Strauss’un düşüncesiyle, yazısız toplumların çıkar gütmeksizin ve zihinsel olduğudur. “Çıkar gütmeyen bir düşünme şekline tamamıyla muktedir olduklarıdır; yani, kendilerini çevreleyen dünyayı, doğayı ve toplumlarını anlamaya yönelik bir arzu ve ihtiyaçla hareket ederler. Diğer taraftan bu amaca ulaşmak için de aynı bir filozofun, hatta bir ölçüde bir bilim adamının kullanbildiği ve kullanabileceği entelektüel araçlarla işe koyulurlar.”

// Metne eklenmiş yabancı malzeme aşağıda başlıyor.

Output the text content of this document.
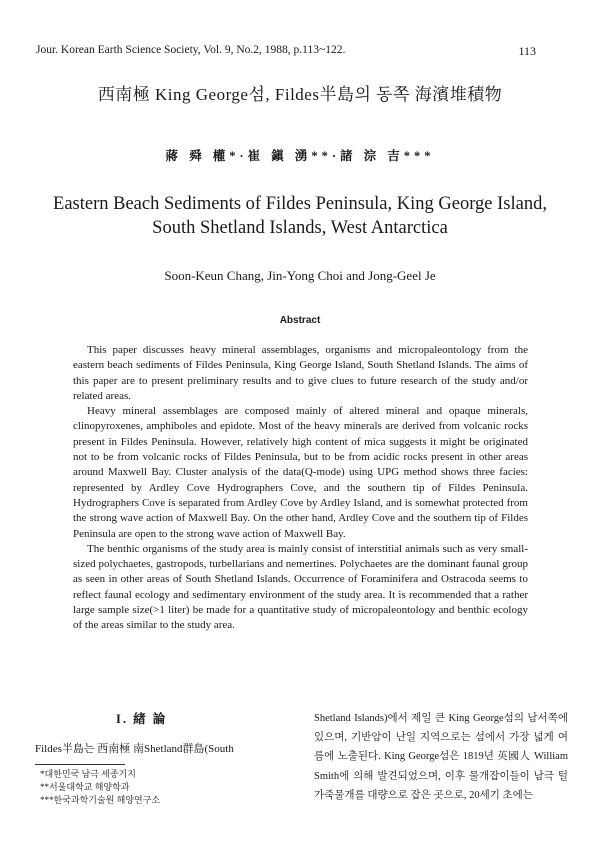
Jour. Korean Earth Science Society, Vol. 9, No.2, 1988, p.113~122.	113
西南極 King George섬, Fildes半島의 동쪽 海濱堆積物
蔣 舜 權*·崔 鎭 湧**·諸 淙 吉***
Eastern Beach Sediments of Fildes Peninsula, King George Island, South Shetland Islands, West Antarctica
Soon-Keun Chang, Jin-Yong Choi and Jong-Geel Je
Abstract

This paper discusses heavy mineral assemblages, organisms and micropaleontology from the eastern beach sediments of Fildes Peninsula, King George Island, South Shetland Islands. The aims of this paper are to present preliminary results and to give clues to future research of the study and/or related areas.

Heavy mineral assemblages are composed mainly of altered mineral and opaque minerals, clinopyroxenes, amphiboles and epidote. Most of the heavy minerals are derived from volcanic rocks present in Fildes Peninsula. However, relatively high content of mica suggests it might be originated not to be from volcanic rocks of Fildes Peninsula, but to be from acidic rocks present in other areas around Maxwell Bay. Cluster analysis of the data(Q-mode) using UPG method shows three facies: represented by Ardley Cove Hydrographers Cove, and the southern tip of Fildes Peninsula. Hydrographers Cove is separated from Ardley Cove by Ardley Island, and is somewhat protected from the strong wave action of Maxwell Bay. On the other hand, Ardley Cove and the southern tip of Fildes Peninsula are open to the strong wave action of Maxwell Bay.

The benthic organisms of the study area is mainly consist of interstitial animals such as very small-sized polychaetes, gastropods, turbellarians and nemertines. Polychaetes are the dominant faunal group as seen in other areas of South Shetland Islands. Occurrence of Foraminifera and Ostracoda seems to reflect faunal ecology and sedimentary environment of the study area. It is recommended that a rather large sample size(>1 liter) be made for a quantitative study of micropaleontology and benthic ecology of the areas similar to the study area.

I. 緖 論
Fildes半島는 西南極 南Shetland群島(South
*대한민국 남극 세종기지
**서울대학교 해양학과
***한국과학기술원 해양연구소
Shetland Islands)에서 제일 큰 King George섬의 남서쪽에 있으며, 기반암이 난일 지역으로는 섬에서 가장 넓게 여름에 노출된다. King George섬은 1819년 英國人 William Smith에 의해 발견되었으며, 이후 물개잡이들이 남극 털가죽물개를 대량으로 잡은 곳으로, 20세기 초에는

Strauss’a göre yazısız toplumların amacı “bütüncül” bir evrendir. Yani her şeyi anlayamazsan hiçbir şeyi açıklayamasın. “Bu, çok sınırlı fenomenler hakkında açıklamalar sunmaya çalışan, ardından başka türden fenomenlerle devam eden ve böyle adım adım ilerleyen bilimsel düşünmeyle tamamen çelişir. Bilimsel düşünme vasıtasıyla evren üzerinde bir tahakkümde bulunabildik. Ancak mitsel düşünce insana evreni anlayabileceği ve evreni anladığı illüzyonu verdi. Bu elbette sadece bir illüzyondur.” Strauss’a yönelik az önceki itirazımız kendisini daha da açık bir şekilde göstermiştir. “Mit, Tarih Haline Geldi” bölümünde Strauss, antropolojinin temel sorunlarını sıralayarak kendisinin tespit ettiği sorunları bir yansıması olduğunu kitabında görebilmekteyiz. Strauss’un naif bir şekilde “ilkel” olarak gördüğü Batı dışı toplumlar değerlendirmesi elbette bir sorundur. Ancak bu sorun çokça ve gereksizce Avrupamerkezcilik çalışmaları kapsamında çalışıldığından fazla üzerinde durmaya gerek yoktur. Bir noktada gereksizdir çünkü esas mesele ya da Strauss’un esas sorunu çok daha ciddi ve önemlidir. Bu sorun da, bir şeyin başka bir şey ile olan benzerliği, ortaklığı üzerinden inşa edilen yapının bir bağıntılar bütününden ibaret olup, insanın dünyadaki davranışlarının açıklanmasını teorik ya da içinde yaşadığımız zaman gereğinde kuramsal olduğudur. Bu da hiçbir şekilde varoluşu açıklayamamakta, varoluşu belirli anın görünüşünü bakışın modele uygunluğu çerçevesinde sabitlenerek anlam bütünü haline getirilmesidir. Yapı ile gerçeklik arasındaki ilişkiye yönelik her türlü açıklamaların kuramsal bağlantılar olduğu görüldüğünde sorun daha ciddi bir şekilde kendisini göstermektedir.
Sonuç olarak, çağdaş “düşünce”de önemli bir yere sahip olan Levi-Strauss’un genel düşüncesi, yine genel okura yönelik yazılmış metni üzerinden bir tavsiye olarak okuduğunuz bu değerlendirmeyle tanıştırmayı amaçladım.